EraNusantara – Gejolak harga komoditas pangan, khususnya cabai rawit merah, kembali menjadi sorotan utama menjelang bulan suci Ramadan. Kenaikan harga yang signifikan ini, yang kerap disebut sebagai fenomena tahunan, kini ditanggapi serius oleh Badan Pangan Nasional (Bapanas) dengan strategi intervensi cepat demi menjaga stabilitas daya beli masyarakat.
Deputi Ketersediaan dan Stabilisasi Pangan Bapanas, I Gusti Ketut Astawa, menjelaskan bahwa fluktuasi harga ini tak lepas dari faktor cuaca ekstrem dan curah hujan yang sulit diprediksi, mengganggu pasokan dari sentra produksi. Kondisi ini, jika dibiarkan, tentu akan memberatkan beban ekonomi rumah tangga, terutama saat kebutuhan pokok cenderung meningkat di awal Ramadan.

Untuk merespons situasi ini, pemerintah melalui Bapanas telah menginisiasi langkah konkret. Mereka bertindak sebagai jembatan, menghubungkan langsung pasokan cabai rawit merah dari daerah-daerah produsen ke pusat-pusat distribusi utama seperti Pasar Induk Kramat Jati (PIKJ) dan Tanah Tinggi. Harapannya, cabai dari petani binaan Kementerian Pertanian (Kementan) yang harganya masih terkendali, dapat segera meredakan tekanan harga di pasaran.
"Kami terus berupaya keras.
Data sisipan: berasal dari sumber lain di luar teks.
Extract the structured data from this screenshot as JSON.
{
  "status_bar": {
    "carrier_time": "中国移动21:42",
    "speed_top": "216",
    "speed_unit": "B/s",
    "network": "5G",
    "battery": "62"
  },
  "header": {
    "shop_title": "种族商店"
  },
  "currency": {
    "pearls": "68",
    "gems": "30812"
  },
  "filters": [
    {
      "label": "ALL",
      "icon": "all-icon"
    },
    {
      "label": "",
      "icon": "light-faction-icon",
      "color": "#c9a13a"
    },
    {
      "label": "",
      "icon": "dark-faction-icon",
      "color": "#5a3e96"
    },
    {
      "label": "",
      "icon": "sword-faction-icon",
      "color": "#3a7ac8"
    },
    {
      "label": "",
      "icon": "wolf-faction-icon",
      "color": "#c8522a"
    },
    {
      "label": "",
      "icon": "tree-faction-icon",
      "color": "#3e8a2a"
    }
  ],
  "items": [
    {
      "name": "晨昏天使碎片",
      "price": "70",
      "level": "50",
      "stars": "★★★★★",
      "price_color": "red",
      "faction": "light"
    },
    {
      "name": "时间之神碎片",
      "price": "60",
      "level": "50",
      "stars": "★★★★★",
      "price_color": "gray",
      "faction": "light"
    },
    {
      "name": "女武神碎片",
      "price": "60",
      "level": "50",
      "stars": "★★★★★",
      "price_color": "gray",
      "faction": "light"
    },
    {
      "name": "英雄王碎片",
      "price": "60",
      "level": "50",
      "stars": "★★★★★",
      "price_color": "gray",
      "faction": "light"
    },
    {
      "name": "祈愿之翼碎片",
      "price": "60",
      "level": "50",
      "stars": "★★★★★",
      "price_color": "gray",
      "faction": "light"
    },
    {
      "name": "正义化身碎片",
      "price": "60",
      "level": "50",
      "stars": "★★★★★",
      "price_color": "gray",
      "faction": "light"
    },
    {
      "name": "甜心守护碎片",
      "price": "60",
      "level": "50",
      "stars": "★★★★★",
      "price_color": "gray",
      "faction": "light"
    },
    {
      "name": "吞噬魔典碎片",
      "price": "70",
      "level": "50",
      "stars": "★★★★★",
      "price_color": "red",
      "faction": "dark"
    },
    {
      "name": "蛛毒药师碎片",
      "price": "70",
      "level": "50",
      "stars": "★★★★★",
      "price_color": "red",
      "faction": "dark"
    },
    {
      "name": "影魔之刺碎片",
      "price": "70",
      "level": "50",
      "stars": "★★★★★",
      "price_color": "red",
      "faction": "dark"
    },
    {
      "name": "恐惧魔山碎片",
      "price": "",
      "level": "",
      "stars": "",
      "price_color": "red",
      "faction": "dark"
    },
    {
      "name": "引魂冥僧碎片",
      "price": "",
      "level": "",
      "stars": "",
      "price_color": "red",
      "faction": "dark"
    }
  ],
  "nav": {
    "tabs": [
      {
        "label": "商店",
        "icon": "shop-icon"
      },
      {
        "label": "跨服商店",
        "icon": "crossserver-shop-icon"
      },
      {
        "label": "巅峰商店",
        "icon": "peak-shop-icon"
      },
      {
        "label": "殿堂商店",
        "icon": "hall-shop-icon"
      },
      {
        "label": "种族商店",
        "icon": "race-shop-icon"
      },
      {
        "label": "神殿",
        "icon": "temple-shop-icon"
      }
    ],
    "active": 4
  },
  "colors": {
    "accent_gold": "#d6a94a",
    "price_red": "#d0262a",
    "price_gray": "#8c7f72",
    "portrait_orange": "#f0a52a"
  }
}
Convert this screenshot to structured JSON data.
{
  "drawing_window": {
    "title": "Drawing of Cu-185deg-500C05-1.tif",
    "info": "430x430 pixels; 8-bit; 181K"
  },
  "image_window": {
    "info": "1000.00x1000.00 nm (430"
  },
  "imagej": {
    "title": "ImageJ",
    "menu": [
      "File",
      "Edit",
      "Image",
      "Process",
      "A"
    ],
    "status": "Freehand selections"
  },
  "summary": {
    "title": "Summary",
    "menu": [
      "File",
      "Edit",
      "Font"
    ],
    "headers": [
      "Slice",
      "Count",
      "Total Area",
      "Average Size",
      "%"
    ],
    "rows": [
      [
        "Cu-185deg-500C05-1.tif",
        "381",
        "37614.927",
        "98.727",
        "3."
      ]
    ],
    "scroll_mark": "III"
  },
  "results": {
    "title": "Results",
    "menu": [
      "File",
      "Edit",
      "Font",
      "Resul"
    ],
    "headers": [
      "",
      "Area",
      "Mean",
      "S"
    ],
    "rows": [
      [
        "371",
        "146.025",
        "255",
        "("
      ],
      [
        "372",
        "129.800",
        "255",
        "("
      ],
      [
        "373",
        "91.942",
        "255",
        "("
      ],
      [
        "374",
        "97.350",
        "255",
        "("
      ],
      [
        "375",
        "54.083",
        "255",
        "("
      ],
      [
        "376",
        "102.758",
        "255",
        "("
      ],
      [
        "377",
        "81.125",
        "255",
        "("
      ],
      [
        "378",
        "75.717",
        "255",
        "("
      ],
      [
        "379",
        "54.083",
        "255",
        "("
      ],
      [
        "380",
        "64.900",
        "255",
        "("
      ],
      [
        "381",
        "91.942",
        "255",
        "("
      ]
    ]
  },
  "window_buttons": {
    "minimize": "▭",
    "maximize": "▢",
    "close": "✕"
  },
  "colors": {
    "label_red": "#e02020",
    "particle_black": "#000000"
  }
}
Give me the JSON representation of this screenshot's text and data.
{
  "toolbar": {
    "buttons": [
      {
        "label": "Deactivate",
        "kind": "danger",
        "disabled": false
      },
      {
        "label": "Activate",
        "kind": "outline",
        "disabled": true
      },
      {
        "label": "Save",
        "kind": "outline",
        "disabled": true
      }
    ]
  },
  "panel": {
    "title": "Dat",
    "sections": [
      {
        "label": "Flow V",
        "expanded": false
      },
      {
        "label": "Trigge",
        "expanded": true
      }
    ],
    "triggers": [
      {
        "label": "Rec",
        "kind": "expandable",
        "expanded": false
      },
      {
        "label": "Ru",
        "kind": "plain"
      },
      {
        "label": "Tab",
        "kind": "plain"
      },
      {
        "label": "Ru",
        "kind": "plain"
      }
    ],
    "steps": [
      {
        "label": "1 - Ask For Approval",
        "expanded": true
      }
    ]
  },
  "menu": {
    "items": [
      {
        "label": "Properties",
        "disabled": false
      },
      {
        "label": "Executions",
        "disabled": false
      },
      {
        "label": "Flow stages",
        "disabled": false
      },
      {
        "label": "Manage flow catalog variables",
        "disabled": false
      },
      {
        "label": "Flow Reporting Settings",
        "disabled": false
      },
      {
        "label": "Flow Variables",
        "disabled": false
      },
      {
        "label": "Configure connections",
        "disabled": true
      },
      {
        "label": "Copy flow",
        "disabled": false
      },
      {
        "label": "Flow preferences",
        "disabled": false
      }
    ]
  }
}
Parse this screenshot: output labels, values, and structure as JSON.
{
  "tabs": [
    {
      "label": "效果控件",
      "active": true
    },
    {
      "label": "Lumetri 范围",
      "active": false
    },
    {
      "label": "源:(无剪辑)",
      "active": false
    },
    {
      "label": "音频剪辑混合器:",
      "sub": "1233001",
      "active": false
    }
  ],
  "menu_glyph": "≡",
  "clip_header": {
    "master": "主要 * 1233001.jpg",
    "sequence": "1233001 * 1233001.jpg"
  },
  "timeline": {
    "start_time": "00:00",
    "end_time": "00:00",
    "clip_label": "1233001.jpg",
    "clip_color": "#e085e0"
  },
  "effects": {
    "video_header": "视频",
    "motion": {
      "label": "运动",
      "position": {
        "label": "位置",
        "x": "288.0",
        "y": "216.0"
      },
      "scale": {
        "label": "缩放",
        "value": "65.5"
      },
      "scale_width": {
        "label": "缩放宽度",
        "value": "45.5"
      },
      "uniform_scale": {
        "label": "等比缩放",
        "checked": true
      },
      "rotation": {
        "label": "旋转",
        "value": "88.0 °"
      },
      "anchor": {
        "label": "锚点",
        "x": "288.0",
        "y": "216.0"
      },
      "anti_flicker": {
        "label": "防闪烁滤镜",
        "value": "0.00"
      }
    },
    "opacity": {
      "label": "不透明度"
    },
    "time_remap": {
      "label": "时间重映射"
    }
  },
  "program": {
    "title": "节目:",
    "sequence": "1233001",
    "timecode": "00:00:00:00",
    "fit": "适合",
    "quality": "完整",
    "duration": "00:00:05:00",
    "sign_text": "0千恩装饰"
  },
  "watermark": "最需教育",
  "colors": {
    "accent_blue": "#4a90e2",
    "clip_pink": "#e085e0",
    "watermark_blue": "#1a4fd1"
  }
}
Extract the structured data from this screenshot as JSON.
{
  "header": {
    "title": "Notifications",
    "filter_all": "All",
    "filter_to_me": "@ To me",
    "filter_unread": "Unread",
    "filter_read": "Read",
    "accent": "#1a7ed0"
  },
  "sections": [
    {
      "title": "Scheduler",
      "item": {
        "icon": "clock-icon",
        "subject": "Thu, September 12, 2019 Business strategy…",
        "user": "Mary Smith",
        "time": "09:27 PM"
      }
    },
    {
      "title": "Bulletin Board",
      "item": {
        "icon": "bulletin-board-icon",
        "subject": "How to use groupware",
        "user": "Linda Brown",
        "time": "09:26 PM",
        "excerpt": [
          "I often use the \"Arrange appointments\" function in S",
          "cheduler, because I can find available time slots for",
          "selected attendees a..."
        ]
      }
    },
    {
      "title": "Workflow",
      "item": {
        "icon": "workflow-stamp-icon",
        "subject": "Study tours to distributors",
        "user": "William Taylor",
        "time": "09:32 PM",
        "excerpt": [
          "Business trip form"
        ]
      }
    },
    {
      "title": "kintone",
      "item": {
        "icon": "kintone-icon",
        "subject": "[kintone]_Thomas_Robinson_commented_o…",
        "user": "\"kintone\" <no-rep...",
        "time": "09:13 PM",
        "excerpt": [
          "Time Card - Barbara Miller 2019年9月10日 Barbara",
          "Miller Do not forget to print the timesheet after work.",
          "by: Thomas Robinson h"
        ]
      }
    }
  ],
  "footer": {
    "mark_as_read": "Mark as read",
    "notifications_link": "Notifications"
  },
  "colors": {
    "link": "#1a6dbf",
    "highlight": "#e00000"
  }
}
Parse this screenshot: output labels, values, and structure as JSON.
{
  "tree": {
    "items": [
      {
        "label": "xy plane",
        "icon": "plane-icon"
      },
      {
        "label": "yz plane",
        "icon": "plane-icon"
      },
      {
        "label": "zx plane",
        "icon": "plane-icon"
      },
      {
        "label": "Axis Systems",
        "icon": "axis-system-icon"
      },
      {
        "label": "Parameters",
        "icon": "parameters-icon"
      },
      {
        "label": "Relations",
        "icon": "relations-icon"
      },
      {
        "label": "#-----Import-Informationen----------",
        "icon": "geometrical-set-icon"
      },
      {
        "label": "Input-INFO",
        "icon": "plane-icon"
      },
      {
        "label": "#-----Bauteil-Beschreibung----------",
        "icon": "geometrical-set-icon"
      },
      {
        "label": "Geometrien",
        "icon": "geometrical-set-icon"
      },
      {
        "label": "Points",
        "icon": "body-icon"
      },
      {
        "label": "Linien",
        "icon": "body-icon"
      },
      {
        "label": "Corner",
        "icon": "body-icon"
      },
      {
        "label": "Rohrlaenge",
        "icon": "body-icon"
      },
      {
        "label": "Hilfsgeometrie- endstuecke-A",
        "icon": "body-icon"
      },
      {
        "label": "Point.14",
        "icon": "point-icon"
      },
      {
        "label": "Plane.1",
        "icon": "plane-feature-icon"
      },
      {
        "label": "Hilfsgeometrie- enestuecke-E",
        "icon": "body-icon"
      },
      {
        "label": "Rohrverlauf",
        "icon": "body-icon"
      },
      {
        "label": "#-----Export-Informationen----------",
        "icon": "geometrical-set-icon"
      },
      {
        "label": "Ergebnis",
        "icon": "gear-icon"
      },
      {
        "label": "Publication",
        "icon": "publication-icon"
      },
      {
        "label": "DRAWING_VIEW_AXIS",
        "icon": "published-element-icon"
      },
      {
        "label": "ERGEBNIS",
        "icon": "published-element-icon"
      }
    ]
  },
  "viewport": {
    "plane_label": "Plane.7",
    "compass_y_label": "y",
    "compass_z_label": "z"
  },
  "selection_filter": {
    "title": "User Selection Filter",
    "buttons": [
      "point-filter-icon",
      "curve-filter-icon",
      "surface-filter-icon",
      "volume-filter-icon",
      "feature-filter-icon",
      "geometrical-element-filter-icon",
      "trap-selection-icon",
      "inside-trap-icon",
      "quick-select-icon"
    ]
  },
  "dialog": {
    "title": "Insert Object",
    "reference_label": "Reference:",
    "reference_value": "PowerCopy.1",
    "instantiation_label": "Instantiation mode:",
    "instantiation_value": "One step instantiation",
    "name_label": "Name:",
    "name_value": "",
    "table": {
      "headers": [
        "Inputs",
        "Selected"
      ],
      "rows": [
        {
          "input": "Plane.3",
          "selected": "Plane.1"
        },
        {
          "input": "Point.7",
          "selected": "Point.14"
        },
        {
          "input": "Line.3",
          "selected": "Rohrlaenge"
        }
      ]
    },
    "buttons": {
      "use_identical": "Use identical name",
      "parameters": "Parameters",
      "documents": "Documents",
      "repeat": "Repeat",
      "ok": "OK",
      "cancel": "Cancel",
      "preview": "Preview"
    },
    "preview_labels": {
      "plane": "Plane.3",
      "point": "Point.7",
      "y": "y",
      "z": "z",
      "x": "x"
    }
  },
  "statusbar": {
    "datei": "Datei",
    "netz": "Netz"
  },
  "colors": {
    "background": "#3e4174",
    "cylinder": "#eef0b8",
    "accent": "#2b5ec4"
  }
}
Setelah rapat koordinasi dengan para ‘Champion’ (mitra strategis), tim kami bergerak cepat mencari lokasi pasokan. Potensi besar ada di Bandung dan sekitarnya, seperti Lembang," ungkap Ketut dalam keterangan resminya, Kamis (19/2/2026), sebagaimana dilansir eranusantara.co. "Kami akan gelontorkan pasokan ke pasar induk dalam jumlah besar agar harga di tingkat grosir bisa segera terkoreksi."
Skema harga yang ditetapkan pun cukup transparan dan terstruktur. Cabai yang disalurkan ke pasar induk akan dibanderol Rp 45.000 per kilogram (kg) di tingkat petani. Para pedagang di pasar induk diharapkan dapat menyerapnya dengan harga Rp 50.000 per kg, dan selanjutnya melepasnya secara eceran kepada konsumen di kisaran Rp 60.000 hingga Rp 65.000 per kg. Ini menunjukkan upaya pemerintah untuk menjaga margin yang wajar di setiap rantai pasok.
Komitmen pasokan yang disiapkan tidak main-main. Ditargetkan minimal 2 ton cabai rawit merah akan digelontorkan setiap hari selama dua minggu ke depan. Sumber pasokan berasal dari berbagai sentra produksi strategis di seluruh Indonesia, meliputi Jawa Tengah, Daerah Istimewa Yogyakarta, Jawa Barat, Enrekang Sulawesi Selatan, Nusa Tenggara Barat, Solok Sumatera Barat, hingga Aceh.
Dengan memastikan ketersediaan stok yang melimpah dari produsen dengan harga yang tidak terlalu jauh dari Harga Acuan Pembelian (HAP) di tingkat petani ke pasar-pasar induk, diharapkan akan terjadi implikasi positif yang signifikan terhadap Harga Acuan Penjualan (HAP) di tingkat konsumen. Depresiasi harga, atau penurunan nilai secara bertahap, diprediksi akan terjadi seiring dengan stabilnya pasokan. Ini adalah langkah krusial untuk menstabilkan inflasi pangan.
Data terbaru dari Badan Pusat Statistik (BPS) hingga minggu kedua Februari 2026 menunjukkan bahwa rerata harga cabai rawit nasional masih berada di angka Rp 67.038 per kg. Angka ini menjadi indikator urgensi intervensi pemerintah agar masyarakat dapat menyambut Ramadan tanpa terbebani lonjakan harga komoditas esensial ini.